Social Engagement: High
What’s What: There’s something out there for anyone who wants to learn a craft — woodworking, weaving, pottery, quilting, painting and more. You don’t need permission to get crafty!
Amava Take: We aren’t making this up just because crafting is fun. Participating in the arts has positive cognitive, social and emotional benefits. If you’ve always wanted to learn to be a builder or a maker, do it! Not only are there many ways to learn these skills and join groups of enthusiasts, there are people who enjoy their crafts so much they want to teach them to others in formal and informal settings. We know, because they’ve told us.
From the Front Lines:
What kinds of people enjoy tactile, fine and industrial arts?
All kinds of people. There’s something elemental and human about working with your hands.
Any tips for first-timers to make it a productive and fulfilling experience?
Try out different classes or groups and stay open to alternatives.
What if I want to teach or start my own group in my community?
Awesome! Go to your My Amava page and try a Go Local listing to get you started.
From the Trenches:
What’s the most satisfying part of learning a new craft?
It’s so fun to get to know other enthusiasts. There’s no competition, it’s just a way to bond with others over mutual interests.
How would you describe the hard parts?
If losing track of time and realizing you missed lunch because you were so obsessed counts, I guess it could be seen as a hard part. But, really, it’s fantastic to be so immersed.

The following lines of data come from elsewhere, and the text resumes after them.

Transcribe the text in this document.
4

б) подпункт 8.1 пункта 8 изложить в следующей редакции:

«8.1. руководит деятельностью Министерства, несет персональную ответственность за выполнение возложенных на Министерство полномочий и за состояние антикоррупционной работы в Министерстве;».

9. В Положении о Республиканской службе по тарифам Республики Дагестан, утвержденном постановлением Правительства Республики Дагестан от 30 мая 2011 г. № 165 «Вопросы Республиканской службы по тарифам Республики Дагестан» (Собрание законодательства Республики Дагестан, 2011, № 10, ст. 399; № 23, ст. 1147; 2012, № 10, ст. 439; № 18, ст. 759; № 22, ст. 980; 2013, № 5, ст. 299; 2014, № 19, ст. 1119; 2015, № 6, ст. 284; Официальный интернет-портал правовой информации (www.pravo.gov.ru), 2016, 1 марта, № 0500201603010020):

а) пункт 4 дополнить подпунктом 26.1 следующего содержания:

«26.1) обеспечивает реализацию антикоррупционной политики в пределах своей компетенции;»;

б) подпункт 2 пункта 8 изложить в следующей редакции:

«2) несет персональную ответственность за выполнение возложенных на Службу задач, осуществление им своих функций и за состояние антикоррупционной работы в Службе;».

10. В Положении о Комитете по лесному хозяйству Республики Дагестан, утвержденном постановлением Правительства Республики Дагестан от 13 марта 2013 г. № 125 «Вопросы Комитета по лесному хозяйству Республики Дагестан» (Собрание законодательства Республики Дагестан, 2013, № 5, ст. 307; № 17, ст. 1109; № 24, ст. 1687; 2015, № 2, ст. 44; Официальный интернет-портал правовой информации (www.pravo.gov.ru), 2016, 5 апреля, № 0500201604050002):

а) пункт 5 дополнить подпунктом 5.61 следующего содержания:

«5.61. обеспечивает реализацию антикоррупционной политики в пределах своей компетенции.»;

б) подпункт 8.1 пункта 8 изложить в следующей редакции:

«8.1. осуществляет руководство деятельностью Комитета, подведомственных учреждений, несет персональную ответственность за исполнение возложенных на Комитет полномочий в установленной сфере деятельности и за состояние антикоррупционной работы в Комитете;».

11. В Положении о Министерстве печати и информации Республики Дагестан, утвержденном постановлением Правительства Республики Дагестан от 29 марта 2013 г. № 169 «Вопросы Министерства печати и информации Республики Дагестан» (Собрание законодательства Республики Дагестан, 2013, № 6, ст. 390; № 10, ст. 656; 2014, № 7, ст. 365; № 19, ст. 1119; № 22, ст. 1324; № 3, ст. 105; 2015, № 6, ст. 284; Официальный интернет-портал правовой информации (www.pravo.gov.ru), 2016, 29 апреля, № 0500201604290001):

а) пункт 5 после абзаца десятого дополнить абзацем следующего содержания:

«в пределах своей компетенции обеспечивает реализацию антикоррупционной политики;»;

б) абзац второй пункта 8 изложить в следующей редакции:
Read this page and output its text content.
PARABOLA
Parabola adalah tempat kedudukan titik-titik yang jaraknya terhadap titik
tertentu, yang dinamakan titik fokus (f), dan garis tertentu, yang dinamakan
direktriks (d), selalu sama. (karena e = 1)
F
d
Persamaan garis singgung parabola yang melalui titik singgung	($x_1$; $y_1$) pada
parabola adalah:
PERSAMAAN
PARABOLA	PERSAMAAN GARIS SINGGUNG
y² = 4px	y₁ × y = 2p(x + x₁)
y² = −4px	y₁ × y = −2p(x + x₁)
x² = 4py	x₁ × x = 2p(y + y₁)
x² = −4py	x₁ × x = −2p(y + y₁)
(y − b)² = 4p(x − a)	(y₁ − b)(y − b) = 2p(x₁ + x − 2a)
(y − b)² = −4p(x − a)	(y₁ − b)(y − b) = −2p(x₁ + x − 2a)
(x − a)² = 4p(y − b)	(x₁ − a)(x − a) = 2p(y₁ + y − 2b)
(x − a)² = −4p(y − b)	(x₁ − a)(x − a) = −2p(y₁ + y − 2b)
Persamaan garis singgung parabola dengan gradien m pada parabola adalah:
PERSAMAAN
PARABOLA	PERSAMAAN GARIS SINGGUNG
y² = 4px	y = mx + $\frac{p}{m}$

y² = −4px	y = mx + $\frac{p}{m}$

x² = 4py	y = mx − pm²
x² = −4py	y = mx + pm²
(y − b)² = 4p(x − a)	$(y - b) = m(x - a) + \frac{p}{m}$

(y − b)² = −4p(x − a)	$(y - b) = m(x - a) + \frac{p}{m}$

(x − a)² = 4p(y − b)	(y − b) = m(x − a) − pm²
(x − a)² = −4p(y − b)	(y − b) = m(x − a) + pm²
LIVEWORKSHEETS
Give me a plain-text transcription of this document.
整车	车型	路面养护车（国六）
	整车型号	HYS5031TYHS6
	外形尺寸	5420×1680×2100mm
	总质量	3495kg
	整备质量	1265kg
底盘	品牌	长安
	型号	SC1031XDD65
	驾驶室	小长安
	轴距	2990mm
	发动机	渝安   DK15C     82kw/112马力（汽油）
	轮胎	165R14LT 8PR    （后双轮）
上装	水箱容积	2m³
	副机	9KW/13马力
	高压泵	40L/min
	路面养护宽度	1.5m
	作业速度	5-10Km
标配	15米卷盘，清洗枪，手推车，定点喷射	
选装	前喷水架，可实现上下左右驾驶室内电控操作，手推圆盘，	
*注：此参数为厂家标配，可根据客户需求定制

What surprised you the most about the experience?
I had no idea there were so many people as curious about creating as I am.
Special Requirements: Zero. Zip. Zilch.
Finding a Position: If it’s woodworking that you’re interested in, try this free online course. If you enjoy it, look for the nearest Maker space or community organization that gives classes near you. If you’re all about clay, here’s a listing of the best places across the country to give it a try. Are you a dream weaver type? There are some renowned weaving schools across the country and you can also start online. Join a quilting circle, take a painting class or learn to knit. Check out this cool all-things-crafts website if you’re not sure what to try first. Make things yourself!